Consumer pressure is widely believed to be strongest in the tropics, with a host of macroecological and evolutionary implications. Yet despite a large literature in latitudinal gradients and the documented importance of consumers in structuring communities, empirical tests for global-scale patterns in consumer impact are limited. In marine environments, the long tradition of experimentally excluding herbivores in their natural environments provides a rich database for quantifying consumer impacts on global scales using consistent and comparable methodology. We undertook a comprehensive literature search of marine herbivore exclusion experiments, and present a quantitative synthesis of 615 experiments, using General Linear Models to test the influences of consumer traits, producer traits, and environment on global-scale patterns in the strength of herbivore impacts on benthic producers.
Results/Conclusions
Herbivory exerts strong and pervasive top-down control on marine producers: averaged across the globe, marine herbivores reduced aggregate producer abundance by 68% on average.

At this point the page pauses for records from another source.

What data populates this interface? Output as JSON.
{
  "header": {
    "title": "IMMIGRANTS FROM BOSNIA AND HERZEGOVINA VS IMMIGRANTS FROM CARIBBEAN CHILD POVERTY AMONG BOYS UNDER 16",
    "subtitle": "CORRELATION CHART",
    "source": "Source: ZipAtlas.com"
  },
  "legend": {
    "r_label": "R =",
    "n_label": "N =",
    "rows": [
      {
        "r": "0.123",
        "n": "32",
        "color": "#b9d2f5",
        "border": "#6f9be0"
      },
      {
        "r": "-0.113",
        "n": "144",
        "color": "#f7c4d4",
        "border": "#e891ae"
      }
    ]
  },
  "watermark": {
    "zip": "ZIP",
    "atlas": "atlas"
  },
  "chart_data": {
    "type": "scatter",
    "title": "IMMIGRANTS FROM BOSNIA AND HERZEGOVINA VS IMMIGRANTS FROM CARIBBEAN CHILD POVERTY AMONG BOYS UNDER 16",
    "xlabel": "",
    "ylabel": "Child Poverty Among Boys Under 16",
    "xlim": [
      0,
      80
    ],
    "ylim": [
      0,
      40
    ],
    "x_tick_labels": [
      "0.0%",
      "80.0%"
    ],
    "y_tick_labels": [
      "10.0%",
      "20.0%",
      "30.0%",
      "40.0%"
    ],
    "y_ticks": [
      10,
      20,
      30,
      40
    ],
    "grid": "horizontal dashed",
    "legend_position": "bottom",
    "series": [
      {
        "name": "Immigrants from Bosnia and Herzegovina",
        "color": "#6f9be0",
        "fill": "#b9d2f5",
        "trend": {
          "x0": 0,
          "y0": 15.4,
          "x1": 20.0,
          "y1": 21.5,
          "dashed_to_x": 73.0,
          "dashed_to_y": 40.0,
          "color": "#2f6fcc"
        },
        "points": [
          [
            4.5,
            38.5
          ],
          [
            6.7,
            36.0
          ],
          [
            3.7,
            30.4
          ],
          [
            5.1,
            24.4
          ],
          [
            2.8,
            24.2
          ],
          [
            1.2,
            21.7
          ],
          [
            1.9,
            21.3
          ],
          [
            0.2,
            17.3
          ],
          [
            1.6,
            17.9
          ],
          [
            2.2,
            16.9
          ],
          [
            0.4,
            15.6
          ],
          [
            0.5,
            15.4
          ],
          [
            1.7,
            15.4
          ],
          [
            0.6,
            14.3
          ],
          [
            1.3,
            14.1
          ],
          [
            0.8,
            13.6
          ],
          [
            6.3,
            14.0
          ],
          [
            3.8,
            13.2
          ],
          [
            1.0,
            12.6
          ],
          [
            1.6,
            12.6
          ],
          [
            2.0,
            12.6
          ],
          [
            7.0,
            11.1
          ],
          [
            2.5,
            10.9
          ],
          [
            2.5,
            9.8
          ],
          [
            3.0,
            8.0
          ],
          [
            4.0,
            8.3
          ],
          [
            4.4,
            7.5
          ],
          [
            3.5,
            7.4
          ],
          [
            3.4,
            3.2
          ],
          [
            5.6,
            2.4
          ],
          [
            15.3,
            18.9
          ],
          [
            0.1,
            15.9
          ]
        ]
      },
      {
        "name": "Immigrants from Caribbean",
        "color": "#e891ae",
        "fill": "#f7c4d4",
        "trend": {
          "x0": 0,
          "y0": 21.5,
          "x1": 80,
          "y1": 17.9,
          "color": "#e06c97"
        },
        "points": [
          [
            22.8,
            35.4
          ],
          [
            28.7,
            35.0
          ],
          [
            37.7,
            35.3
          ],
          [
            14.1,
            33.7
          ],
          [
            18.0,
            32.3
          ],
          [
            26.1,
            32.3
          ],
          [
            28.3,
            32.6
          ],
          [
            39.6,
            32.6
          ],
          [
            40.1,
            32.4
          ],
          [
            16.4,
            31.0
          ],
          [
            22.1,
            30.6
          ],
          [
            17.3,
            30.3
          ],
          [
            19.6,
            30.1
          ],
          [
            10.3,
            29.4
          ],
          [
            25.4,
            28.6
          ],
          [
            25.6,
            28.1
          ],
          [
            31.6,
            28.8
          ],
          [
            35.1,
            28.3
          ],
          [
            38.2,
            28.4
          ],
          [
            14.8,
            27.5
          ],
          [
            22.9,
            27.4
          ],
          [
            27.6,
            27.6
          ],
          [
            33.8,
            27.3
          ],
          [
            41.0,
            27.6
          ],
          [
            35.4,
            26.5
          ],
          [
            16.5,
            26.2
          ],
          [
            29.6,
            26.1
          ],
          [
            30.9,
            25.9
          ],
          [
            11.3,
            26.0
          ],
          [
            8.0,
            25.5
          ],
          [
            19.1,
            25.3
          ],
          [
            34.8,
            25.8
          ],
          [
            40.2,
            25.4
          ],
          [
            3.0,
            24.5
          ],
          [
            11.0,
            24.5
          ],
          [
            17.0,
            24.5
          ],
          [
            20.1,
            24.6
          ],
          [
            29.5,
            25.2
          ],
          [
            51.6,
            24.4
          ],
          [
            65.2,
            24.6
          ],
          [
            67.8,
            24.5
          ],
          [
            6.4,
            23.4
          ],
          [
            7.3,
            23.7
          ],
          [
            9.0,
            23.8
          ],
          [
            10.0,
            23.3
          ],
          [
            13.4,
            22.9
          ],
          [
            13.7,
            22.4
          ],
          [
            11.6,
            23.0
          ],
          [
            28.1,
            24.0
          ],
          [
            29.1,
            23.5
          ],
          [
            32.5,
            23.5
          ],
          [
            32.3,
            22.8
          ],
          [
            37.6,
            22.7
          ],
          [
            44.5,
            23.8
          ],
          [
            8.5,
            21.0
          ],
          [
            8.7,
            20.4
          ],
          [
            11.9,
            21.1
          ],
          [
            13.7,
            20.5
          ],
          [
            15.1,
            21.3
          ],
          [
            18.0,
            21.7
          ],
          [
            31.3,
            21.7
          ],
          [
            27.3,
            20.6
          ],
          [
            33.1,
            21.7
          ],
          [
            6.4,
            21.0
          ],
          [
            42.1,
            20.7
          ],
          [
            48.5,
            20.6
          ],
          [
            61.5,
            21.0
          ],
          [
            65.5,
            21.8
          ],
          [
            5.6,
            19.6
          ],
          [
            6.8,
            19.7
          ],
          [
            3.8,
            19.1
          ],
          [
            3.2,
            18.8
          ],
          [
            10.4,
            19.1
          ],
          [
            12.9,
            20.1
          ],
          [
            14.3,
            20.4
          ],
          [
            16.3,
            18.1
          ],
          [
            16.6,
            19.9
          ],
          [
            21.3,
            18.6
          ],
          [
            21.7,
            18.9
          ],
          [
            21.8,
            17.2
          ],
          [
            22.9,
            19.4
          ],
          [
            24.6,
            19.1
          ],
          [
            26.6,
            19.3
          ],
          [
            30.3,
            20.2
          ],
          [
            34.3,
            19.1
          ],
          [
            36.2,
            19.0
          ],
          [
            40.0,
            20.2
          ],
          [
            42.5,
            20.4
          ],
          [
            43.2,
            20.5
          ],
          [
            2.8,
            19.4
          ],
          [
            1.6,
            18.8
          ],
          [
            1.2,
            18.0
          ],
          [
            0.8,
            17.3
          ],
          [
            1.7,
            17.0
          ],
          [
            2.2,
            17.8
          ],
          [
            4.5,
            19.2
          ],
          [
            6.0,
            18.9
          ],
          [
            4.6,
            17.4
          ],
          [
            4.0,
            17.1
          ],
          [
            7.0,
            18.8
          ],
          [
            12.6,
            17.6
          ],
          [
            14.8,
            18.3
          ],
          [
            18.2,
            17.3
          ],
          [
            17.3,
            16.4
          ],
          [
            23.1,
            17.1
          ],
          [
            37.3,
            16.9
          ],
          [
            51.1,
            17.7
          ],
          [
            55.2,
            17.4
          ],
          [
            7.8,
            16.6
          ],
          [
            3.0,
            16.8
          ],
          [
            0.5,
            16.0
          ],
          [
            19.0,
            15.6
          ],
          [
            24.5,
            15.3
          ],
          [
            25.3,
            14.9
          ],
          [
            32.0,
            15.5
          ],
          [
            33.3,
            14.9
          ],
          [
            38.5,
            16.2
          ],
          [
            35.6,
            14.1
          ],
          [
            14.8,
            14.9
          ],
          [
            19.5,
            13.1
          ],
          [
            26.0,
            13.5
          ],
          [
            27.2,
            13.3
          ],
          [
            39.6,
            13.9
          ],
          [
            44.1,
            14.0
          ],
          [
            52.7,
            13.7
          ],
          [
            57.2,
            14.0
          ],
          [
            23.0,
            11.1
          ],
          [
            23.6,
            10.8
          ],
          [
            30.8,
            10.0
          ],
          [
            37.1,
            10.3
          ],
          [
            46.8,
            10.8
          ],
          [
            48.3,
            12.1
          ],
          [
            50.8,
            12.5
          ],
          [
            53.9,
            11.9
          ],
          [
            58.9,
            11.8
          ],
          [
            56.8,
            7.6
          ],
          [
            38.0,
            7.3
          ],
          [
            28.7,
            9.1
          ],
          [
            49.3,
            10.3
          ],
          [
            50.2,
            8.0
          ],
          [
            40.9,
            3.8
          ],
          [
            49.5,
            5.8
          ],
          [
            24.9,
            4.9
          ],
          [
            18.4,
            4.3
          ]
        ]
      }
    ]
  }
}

Impacts varied among habitats, with strongest average effects on rocky intertidal shores and weakest effects in habitats dominated by vascular plants (seagrass beds and salt marshes). Unexpectedly, we found little or no influence of latitude or mean annual temperature. Instead, herbivore impacts differed most consistently among producer taxonomic and morphological groups. Our results show that grazing impacts on plant abundance are better predicted by producer traits than by large-scale variation in habitat or mean temperature, and that there is a previously unrecognized degree of evolutionarily ancient phylogenetic conservatism in producer susceptibility to consumption.